"Six-seven": meme "brain rot" traz pertencimento longe do mundo adulto
Gíria faz jovens se sentirem inseridos em contexto social

Uma expressão que não vem de lugar nenhum, mas está em todo lugar. A trend “six seven”, que não deixa a boca de crianças e jovens, saiu das redes sociais e vem tomando espaço em interações em salas de aula e familiares.
É balançando as mãos para cima e para baixo, falando “six seven”, a pronúncia em inglês para os números seis e sete, que a geração mais nova vem repercutindo o meme do momento.
Por meio dessa interação com uma expressão que não tem uma origem exata, as crianças se conectam umas às outras. "Essa gíria faz parte do ‘brain rot’, que é o apodrecimento ou o esvaziamento cerebral, porque não tem um significado. Mas é aí que está a graça para eles. Nem tudo vem do mundo adulto com algum significado, algum raciocínio lógico", diz a psicóloga Cristina Borsari, coordenadora de psicologia do Sabará Hospital Infantil, em São Paulo.
Por outro lado, o uso de expressões brain rot, como essa, pode estar atrelado ao uso abusivo de telas de celulares.
Para a psicóloga, é importante que os pais e educadores tentem se inserir no mundo dos jovens para entender a origem das novas expressões e investigar se há envolvimento com bullying, cyberbullying ou, até mesmo, crimes.
Já para Ariadne Catanzaro, que trabalha como coordenadora de inglês no Colégio Liceu Pasteur Start Anglo, esse tipo de manifestação é comum.
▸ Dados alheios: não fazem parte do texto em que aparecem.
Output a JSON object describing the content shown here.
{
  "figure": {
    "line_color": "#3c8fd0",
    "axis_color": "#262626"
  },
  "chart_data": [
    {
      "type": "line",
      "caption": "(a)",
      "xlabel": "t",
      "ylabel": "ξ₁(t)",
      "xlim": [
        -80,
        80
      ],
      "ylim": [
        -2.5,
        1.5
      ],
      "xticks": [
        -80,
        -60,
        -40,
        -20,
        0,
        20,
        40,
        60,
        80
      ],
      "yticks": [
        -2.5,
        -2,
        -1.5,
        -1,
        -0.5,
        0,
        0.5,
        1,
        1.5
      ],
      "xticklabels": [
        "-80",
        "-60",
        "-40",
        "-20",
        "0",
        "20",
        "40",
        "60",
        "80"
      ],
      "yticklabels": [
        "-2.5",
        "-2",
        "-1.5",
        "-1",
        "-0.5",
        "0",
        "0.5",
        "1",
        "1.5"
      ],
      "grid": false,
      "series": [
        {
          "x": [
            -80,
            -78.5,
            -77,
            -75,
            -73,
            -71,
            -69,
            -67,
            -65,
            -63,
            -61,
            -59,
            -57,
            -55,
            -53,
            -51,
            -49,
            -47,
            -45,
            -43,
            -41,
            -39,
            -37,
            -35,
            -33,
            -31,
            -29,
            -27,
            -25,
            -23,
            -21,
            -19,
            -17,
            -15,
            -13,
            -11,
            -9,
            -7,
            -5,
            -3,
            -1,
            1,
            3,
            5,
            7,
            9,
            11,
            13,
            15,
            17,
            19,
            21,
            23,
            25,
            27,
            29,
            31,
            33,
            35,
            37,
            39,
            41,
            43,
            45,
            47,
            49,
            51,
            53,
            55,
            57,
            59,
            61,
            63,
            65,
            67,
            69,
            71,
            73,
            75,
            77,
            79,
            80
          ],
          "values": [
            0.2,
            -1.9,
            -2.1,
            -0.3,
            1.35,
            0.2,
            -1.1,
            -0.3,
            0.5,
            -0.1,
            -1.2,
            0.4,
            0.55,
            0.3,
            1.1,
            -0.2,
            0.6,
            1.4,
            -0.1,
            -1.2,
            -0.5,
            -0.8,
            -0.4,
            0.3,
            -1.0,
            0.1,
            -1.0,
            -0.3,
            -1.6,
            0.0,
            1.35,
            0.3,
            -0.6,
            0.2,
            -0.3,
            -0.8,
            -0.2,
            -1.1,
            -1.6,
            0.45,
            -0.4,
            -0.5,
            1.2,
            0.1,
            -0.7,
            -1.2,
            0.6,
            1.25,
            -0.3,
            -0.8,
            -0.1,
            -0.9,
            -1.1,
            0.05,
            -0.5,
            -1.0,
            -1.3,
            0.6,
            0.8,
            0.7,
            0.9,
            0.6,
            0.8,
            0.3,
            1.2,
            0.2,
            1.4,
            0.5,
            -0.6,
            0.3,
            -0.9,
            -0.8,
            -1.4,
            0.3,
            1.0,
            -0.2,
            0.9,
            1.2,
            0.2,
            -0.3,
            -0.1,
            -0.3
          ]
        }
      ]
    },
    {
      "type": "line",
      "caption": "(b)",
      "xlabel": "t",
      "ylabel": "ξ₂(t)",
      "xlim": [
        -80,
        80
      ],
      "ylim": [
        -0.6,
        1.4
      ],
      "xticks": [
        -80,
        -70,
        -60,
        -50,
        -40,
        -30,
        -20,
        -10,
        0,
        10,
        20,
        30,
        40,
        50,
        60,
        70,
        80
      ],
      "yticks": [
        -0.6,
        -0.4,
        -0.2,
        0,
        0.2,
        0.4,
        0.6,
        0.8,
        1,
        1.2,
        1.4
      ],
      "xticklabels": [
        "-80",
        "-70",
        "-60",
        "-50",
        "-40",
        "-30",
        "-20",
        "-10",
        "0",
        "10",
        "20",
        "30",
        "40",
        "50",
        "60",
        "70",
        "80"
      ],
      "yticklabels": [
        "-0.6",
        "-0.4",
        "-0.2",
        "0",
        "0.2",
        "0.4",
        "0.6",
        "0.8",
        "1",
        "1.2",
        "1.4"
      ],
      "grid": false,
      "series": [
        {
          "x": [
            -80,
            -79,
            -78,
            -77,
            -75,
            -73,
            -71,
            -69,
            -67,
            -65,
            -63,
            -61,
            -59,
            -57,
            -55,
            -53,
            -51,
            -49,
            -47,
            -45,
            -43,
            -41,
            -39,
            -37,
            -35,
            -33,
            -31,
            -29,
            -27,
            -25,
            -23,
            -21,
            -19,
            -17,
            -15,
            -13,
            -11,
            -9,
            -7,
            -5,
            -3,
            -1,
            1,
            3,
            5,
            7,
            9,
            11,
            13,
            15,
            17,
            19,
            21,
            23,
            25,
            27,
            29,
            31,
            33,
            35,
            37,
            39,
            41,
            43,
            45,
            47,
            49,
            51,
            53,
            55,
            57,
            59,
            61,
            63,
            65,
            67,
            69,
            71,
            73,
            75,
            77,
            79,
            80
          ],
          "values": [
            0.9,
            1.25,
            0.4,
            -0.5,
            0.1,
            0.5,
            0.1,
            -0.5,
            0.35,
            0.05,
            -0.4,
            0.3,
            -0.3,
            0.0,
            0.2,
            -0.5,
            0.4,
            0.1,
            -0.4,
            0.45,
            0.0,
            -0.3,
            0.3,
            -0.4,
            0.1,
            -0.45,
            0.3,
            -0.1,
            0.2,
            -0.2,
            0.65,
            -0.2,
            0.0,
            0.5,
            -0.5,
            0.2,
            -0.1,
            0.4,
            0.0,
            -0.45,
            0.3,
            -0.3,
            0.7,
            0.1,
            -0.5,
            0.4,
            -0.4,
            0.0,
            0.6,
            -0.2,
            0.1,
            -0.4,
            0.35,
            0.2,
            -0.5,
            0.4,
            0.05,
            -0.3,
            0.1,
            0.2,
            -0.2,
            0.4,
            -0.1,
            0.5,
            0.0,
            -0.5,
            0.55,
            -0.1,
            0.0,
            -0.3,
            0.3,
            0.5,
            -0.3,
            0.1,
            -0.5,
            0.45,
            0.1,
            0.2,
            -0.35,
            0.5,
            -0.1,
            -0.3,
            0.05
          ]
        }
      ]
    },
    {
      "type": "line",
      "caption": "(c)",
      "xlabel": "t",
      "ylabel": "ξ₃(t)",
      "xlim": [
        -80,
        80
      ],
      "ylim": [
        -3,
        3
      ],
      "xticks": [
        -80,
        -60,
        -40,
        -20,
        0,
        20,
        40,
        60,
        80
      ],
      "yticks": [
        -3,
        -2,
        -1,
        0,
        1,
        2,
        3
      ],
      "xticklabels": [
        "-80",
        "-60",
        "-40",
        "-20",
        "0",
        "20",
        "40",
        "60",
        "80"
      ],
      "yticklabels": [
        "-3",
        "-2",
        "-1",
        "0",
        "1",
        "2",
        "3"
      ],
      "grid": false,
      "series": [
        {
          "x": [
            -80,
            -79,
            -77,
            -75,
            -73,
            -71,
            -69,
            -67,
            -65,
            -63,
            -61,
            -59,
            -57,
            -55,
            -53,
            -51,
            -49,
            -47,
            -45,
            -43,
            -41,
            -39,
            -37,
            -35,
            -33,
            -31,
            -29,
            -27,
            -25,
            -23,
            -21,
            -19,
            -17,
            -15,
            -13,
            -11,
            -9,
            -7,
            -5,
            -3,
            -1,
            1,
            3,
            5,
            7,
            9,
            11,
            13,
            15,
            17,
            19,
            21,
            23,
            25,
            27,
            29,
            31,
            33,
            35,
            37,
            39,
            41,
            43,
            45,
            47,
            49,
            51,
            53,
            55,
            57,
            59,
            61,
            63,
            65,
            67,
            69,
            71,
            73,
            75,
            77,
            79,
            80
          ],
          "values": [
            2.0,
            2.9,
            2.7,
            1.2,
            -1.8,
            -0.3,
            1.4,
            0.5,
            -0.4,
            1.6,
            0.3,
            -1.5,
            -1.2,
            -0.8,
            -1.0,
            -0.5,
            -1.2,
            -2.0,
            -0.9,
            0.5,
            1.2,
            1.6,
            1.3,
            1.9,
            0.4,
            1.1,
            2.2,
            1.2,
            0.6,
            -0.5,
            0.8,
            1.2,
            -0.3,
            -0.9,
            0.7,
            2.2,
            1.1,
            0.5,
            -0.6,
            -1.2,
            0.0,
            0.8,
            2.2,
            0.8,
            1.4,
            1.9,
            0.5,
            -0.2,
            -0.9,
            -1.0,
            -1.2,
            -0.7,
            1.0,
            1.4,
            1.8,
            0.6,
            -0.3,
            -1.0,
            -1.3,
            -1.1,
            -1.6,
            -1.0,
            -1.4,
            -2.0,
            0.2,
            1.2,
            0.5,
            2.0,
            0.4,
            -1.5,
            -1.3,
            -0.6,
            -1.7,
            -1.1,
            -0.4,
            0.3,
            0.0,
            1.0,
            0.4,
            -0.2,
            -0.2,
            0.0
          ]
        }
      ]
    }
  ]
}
"Não entendemos esse tipo de fenômeno como um problema, mas sim como algo natural do universo de crianças e adolescentes. Se não for esse meme, será outro — faz parte da cultura deles", explicou. "Nosso papel, nesses casos, é conduzir a situação com equilíbrio e leveza, garantindo que o ambiente de aprendizagem continue produtivo, ao mesmo tempo em que respeitamos essas manifestações típicas da faixa etária."
Como surgiu o meme?
O meme pode ter diferentes origens. Na música viral "Doot Doot (6 7)", do rapper dos Estados Unidos Skrilla, na altura do jogador de basquete americano LaMelo Ball, que mede quase dois metros (ou 6 pés e 7 polegadas), ou em um vídeo de um menino que acompanha um jogo de basquete e fala os numerais de maneira animada para a câmera, movimentando as mãos.
“Não vejo nada de desfavorável, a não ser o ‘brain rot’. Quando os adultos brincam e fazem o ‘six-seven’ eles criam uma conexão com o filho”, complementa a psicóloga Cristina Borsari.